UK Structural Biology Forum

The structural biology community in the UK, both commercial and academic, has the potential to act as a reference body for defending existing infrastructure and identifying the future needs of the community. This includes appropriate funding streams, strategic and scientific objectives, and commercial opportunities.  Instruct was instrumental in helping to form a single UK forum which is representative of the entire community.

Aims

On behalf of the UK structural biology community, both commercial and academic:

·         To establish an active reference body for defending existing infrastructure and identifying future needs

·         To identify and respond to appropriate funding streams, strategic and scientific objectives, and commercial opportunities as they arise – often at short notice.

·         To facilitate face-to-face or web based consultations between the whole community or subgroupings reflecting more focused areas such as cryo-EM or imaging. This may include occasional general assemblies such as those hosted by Instruct in 2009 and 2010.

The importance of this body is demonstrated by the role of Instruct in providing the forum which established the concept for a UK national cryo-EM facility at Diamond.

Purpose

The UK structural biology (SB) community is an active and internationally leading informal grouping that has consistently delivered the highest impact research among UK biological and life sciences. The community is dependent on access to large capital-intensive infrastructure (e.g. Diamond) and often leads on world-leading technology developments around such infrastructure. The community underpins major UK-based industry in sectors such as pharmaceuticals, agri-sciences and industrial biotechnology. In the current financial climate, the community needs to reassert itself in terms of defending existing infrastructure support and establishing new funding streams to ensure that it remains internationally competitive and world leading. In July 2010 the community met in London under the auspices of the UK Instruct user group and a series of proposals were developed and agreed upon. Instruct is now operational and has helped to re-engage the UK structural biology community.
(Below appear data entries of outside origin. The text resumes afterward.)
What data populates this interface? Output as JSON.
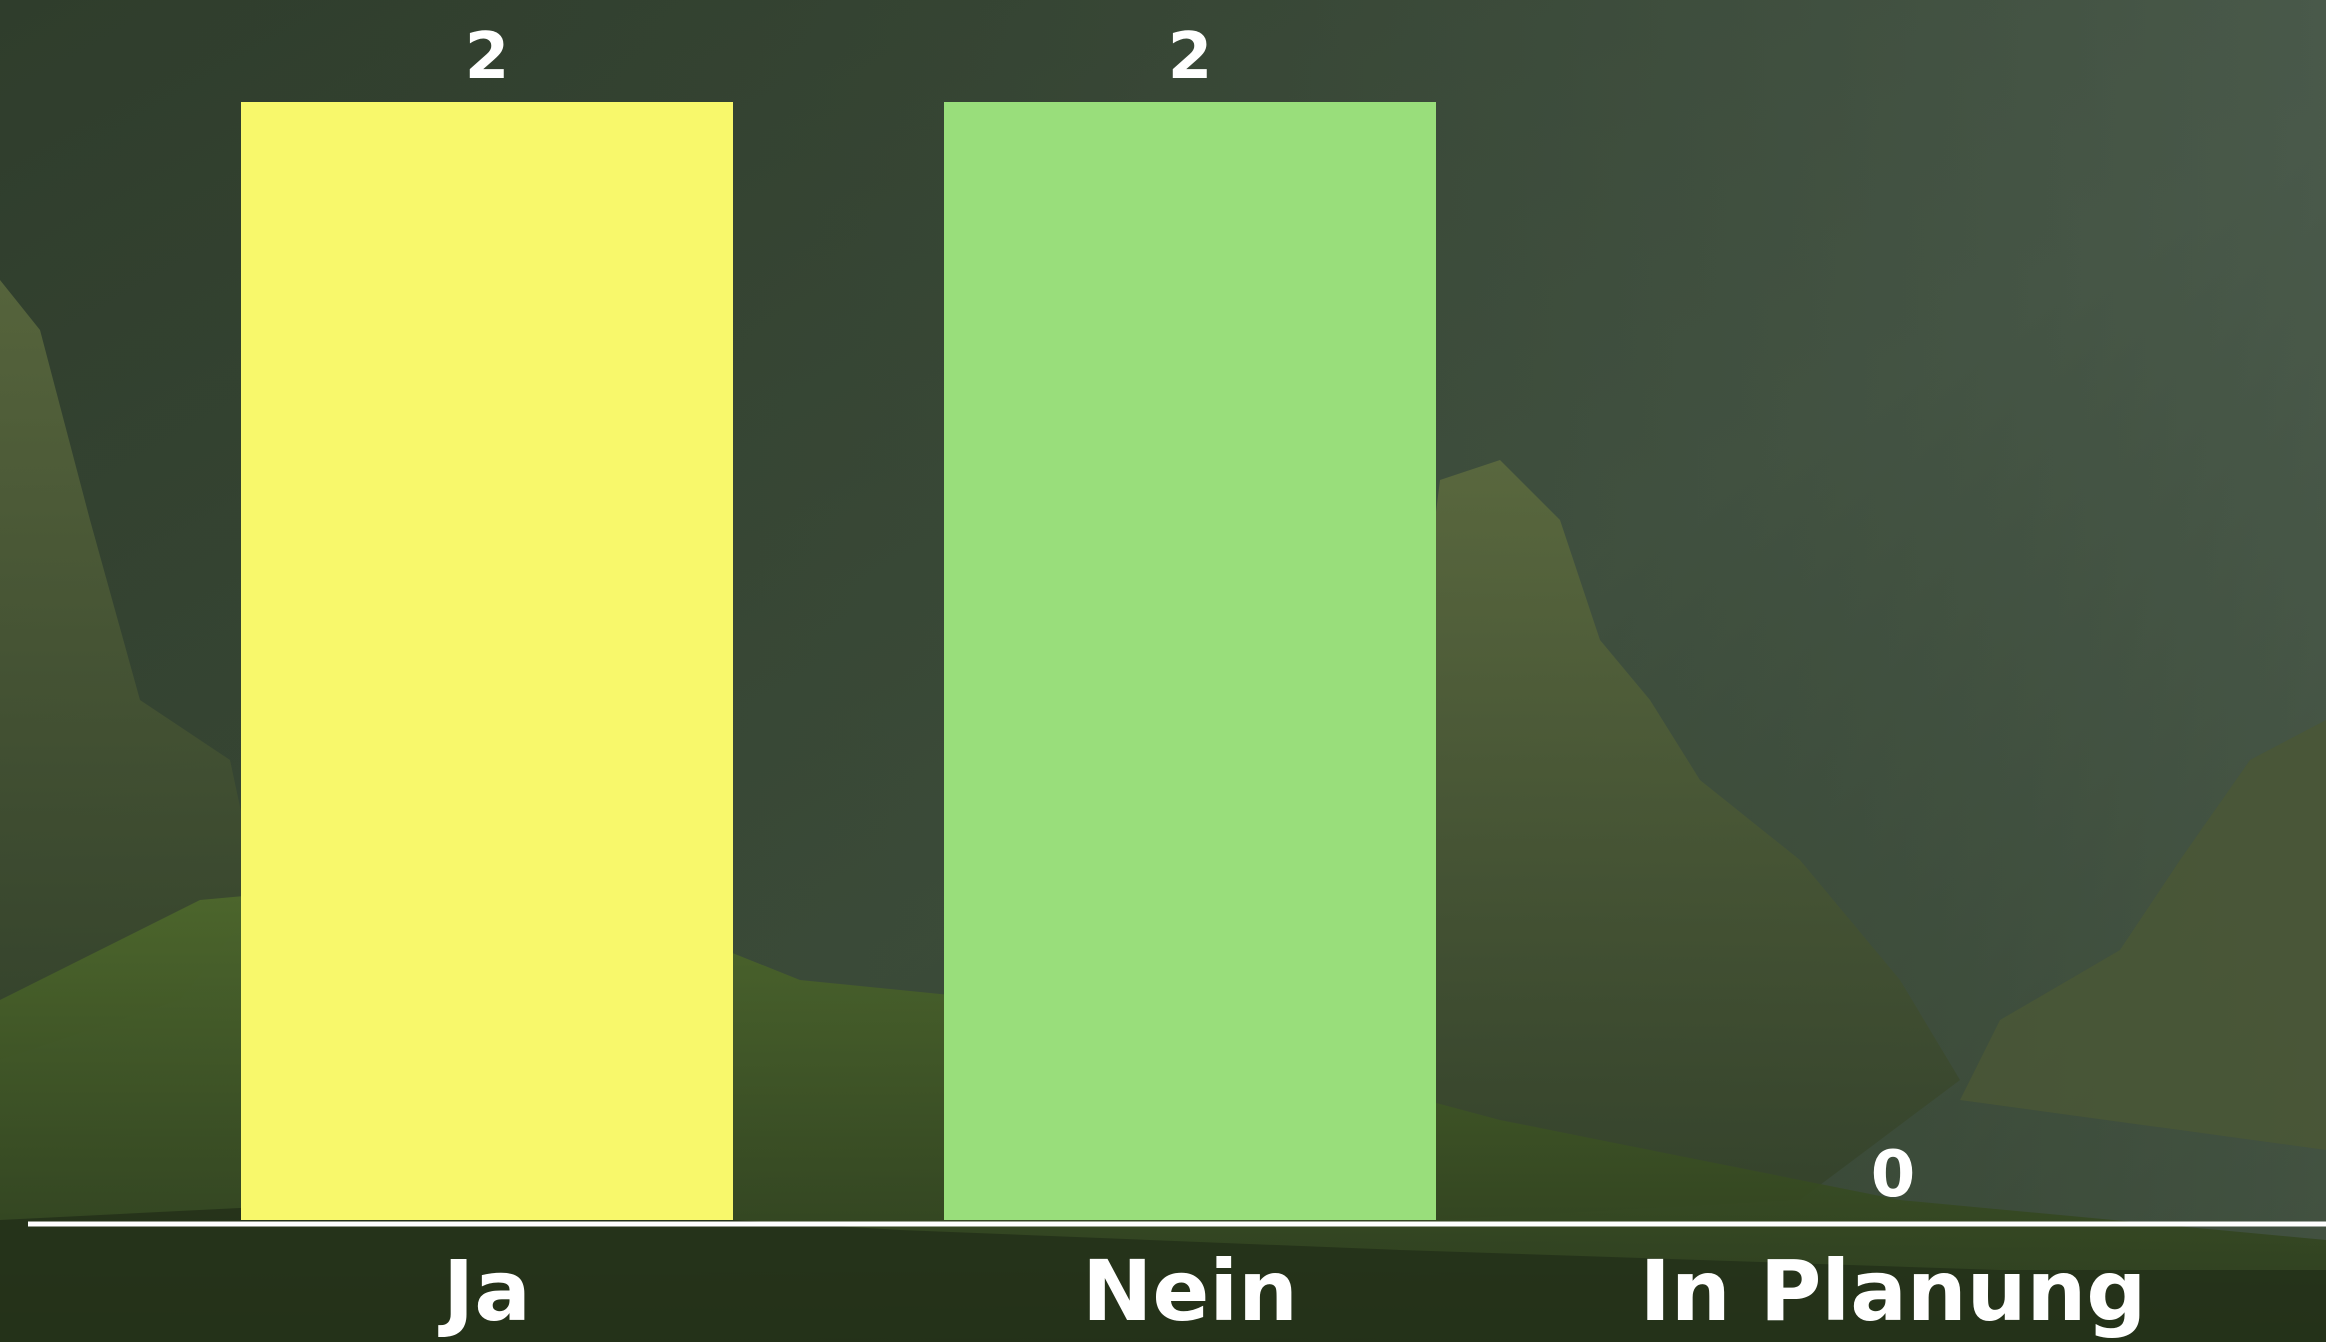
{
  "chart_data": {
    "type": "bar",
    "categories": [
      "Ja",
      "Nein",
      "In Planung"
    ],
    "values": [
      2,
      2,
      0
    ],
    "colors": [
      "#f8f86b",
      "#99de7b",
      "#7fbf5f"
    ],
    "ylim": [
      0,
      2
    ],
    "title": "",
    "xlabel": "",
    "ylabel": "",
    "grid": false,
    "legend": "none"
  },
  "background": {
    "description_icon": "mountain-forest-photo",
    "tint": "#2c3b2c"
  }
}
The SB community is facing significant challenges in maintaining its international leading edge as government funding streams (RCUK and STFC) become limiting. This was highlighted by a STFC programmatic review on its investments covering a time horizon of 5-30 years and includes the case for UK involvement in European X-FEL developments. The review impacted not only on MX but also on infrastructures for cryo-EM and NMR in terms of regional and national facilities. It is vital that the UK SB community is able to react in a coordinated way to such opportunities and present a strategic vision of our needs – that is to be proactive rather than responding at very short notice to such initiatives. To give context to the potential effectiveness of such coordinated actions, the UK has invested £73M in the Elixir program for bioinformatics: the latter community has established a well-coordinated and effective pressure group. The Structural Biology Community, through the UK Structural Biology Forum, must do the same.

The UKSBF has provided information to stakeholders on the UK priorities for large scale capital investments in science and research with the focus on the future needs of the structural community. Information gathered community-wide using an on-line survey underpinned this document (96 responders) which fed into the report by the Russell Group, published in July 2014

Executive Committee members:

Tom Blundell (Chair, University of Cambridge and Astex Pharmaceuticals), Jim Naismith (Deputy Chair, University of St. Andrews)

Ben Bax (GSK), Justin Benesch (UOXF), Rob Cooke (Heptares), Jane Endicott (University of Newcastle), Paul Freemont (Imperial College), Gerard Kelywegt (EMBL-EBI), Steve Matthews (Imperial College), Jennifer Potts (University of York), Alan Roseman (University of Manchester), Helen Saibil (Birkbeck College), David Scott (University of Nottingham and RAL), Dave Stuart ( UOXF and DLS), Geerton Vuister (University of Leicester), Martin Walsh (DLS), Keith Wilson (University of York), Martyn Winn (STFC RAL).